Die Kommission erkennt an, dass kleine Veränderungen stattfinden, von gemeinschaftlichen Aktionsmodellen, um über den Tod zu sprechen, über Änderungen in der nationalen Politik zur Unterstützung von Trauerfällen bis hin zu Krankenhäusern, die mit Familien zusammenarbeiten. Auch wenn weitreichende Veränderungen Zeit brauchen, verweist die Kommission auf das Beispiel von Kerala in Indien, wo Tod und Sterben in den letzten drei Jahrzehnten durch eine breite soziale Bewegung, bestehend aus Zehntausenden, als gesellschaftliches Anliegen und Verantwortung wiedererlangt wurden Freiwillige werden durch Veränderungen im politischen, rechtlichen und Gesundheitssystem ergänzt.

„Sich um die Sterbenden zu kümmern bedeutet wirklich, der verbleibenden Zeit einen Sinn zu verleihen . Es ist eine Zeit, körperliches Wohlbefinden zu erlangen; dazu kommen, sich selbst zu akzeptieren und Frieden mit sich selbst zu schließen; für viele Umarmungen; kaputte Beziehungsbrücken zu reparieren und neue aufzubauen. Es ist eine Zeit, in Würde Liebe zu geben und zu empfangen. Eine respektvolle Palliativpflege erleichtert dies. Dies kann jedoch nur mit einem breiten Bewusstsein der Gemeinschaft und Maßnahmen zur Änderung des Status quo erreicht werden“, sagt Co-Autor Dr. MR Rajagopal, Pallium India, Indien.

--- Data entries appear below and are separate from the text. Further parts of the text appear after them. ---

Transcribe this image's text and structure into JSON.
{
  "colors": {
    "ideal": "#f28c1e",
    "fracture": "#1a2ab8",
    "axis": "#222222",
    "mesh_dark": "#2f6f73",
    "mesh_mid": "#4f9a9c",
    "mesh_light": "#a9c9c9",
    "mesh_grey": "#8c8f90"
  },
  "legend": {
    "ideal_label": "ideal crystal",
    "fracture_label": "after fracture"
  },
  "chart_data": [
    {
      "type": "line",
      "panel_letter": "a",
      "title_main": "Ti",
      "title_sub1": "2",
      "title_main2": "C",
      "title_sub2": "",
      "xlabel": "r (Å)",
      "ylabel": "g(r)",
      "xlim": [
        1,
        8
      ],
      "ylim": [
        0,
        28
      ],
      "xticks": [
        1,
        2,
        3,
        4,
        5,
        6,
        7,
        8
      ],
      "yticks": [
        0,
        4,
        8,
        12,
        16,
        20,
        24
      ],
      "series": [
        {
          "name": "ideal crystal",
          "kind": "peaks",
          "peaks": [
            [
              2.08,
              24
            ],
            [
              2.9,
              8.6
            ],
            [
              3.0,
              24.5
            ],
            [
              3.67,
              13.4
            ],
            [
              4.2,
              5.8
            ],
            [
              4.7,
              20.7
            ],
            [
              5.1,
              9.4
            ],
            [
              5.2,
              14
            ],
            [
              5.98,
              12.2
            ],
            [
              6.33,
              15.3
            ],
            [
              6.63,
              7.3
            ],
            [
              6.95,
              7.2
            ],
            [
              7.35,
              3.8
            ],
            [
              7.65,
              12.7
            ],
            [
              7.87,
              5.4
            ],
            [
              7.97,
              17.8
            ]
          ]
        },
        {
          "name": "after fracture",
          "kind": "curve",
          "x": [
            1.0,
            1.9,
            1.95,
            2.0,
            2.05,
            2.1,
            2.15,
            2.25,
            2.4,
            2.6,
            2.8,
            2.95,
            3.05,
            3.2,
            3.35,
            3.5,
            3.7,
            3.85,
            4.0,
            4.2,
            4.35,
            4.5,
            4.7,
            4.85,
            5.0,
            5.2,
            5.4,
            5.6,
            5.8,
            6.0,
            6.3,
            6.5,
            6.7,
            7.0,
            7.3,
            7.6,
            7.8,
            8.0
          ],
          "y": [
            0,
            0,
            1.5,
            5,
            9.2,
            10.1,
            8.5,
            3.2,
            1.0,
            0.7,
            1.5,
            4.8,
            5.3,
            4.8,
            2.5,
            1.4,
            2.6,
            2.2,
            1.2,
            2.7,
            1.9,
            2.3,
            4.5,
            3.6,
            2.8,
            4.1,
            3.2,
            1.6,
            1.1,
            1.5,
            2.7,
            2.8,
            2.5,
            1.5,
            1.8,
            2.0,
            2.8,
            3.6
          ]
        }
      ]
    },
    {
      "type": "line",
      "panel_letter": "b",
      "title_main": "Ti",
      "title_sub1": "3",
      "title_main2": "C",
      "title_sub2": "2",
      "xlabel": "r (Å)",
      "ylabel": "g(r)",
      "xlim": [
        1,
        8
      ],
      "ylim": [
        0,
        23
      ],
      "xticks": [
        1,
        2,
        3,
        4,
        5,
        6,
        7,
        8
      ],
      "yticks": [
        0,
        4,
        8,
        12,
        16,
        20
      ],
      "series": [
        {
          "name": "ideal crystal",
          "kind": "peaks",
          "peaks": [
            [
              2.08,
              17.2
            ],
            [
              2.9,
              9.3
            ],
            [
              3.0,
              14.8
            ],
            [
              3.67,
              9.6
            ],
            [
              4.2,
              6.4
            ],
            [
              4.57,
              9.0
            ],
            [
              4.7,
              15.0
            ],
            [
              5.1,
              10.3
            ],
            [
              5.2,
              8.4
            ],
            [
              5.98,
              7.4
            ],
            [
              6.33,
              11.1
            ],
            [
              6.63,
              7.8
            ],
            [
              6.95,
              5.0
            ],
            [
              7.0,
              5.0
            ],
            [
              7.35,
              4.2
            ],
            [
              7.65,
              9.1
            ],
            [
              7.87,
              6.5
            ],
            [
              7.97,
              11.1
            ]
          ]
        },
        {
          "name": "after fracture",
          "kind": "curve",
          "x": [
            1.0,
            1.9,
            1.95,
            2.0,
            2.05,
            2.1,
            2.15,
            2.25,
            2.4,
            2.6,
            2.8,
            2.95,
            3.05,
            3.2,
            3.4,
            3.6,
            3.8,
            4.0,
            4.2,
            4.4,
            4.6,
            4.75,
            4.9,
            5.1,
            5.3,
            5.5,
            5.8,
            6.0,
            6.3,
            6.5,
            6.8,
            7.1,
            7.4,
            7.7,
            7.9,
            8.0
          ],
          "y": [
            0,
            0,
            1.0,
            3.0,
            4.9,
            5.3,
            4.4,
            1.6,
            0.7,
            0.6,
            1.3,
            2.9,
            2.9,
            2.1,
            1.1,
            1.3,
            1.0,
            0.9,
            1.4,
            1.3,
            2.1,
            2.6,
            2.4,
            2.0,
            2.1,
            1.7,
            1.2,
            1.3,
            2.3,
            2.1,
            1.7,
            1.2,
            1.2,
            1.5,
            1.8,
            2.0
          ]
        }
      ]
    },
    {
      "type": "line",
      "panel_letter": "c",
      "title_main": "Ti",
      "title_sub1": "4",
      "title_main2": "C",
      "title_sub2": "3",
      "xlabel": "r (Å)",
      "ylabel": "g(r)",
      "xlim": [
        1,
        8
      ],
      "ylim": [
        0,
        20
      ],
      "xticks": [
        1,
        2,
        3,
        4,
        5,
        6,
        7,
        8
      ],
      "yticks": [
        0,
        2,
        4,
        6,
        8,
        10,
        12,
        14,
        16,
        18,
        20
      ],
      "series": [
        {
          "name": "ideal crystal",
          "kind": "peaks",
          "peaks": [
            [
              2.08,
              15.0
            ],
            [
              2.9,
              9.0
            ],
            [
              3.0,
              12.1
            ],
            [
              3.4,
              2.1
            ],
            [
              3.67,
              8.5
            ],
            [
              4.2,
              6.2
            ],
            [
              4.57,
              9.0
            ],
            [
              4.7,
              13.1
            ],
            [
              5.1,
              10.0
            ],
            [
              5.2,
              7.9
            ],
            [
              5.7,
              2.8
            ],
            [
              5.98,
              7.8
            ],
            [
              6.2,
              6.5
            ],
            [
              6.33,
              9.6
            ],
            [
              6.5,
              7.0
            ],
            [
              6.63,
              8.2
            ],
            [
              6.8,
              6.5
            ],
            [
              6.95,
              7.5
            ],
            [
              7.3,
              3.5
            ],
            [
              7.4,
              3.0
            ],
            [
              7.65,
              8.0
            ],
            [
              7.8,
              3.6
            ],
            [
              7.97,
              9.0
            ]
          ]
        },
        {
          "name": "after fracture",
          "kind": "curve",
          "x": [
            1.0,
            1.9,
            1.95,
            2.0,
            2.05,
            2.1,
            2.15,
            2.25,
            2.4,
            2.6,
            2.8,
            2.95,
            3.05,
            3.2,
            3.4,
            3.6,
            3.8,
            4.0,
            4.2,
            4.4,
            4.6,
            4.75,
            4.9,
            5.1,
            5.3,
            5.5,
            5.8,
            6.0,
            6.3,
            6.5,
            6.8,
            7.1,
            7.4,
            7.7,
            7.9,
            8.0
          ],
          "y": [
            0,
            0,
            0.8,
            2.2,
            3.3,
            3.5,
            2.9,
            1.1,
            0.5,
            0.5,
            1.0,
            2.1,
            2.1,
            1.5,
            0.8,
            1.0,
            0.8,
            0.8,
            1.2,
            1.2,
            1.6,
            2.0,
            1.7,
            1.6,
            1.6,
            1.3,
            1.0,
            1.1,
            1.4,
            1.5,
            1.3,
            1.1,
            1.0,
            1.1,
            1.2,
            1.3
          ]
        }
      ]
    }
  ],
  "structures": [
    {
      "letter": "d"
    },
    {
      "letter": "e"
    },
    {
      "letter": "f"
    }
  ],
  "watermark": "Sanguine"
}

Um die erforderlichen weitreichenden Veränderungen herbeizuführen, legt die Kommission wichtige Empfehlungen für politische Entscheidungsträger, Gesundheits- und Sozialsysteme, die Zivilgesellschaft und Gemeinschaften vor, darunter:

- Aufklärung über Tod, Sterben und Sterbebegleitung sollte für Menschen am Lebensende, ihre Familien sowie Gesundheits- und Sozialfachkräfte von wesentlicher Bedeutung sein.

- Die Verbesserung des Zugangs zu Schmerzlinderung am Lebensende sollte eine globale Priorität sein, und die Leidensbewältigung sollte die Lebensverlängerung als Forschungs- und Gesundheitspriorität begleiten.

- Gespräche und Geschichten über den alltäglichen Tod, das Sterben und die Trauer sollten gefördert werden.

- Pflegenetzwerke müssen die Unterstützung für sterbende, pflegende und trauernde Menschen übernehmen.

- Patienten und ihre Familien sollten klare Informationen über die Unsicherheiten sowie den möglichen Nutzen, Risiken und Schaden von Interventionen bei potenziell lebenslimitierenden Krankheiten erhalten, um fundiertere Entscheidungen zu ermöglichen.

- Regierungen sollten in allen Ländern Richtlinien zur Unterstützung informeller Pflegekräfte und Trauer- oder Mitleidsurlaube entwickeln und fördern.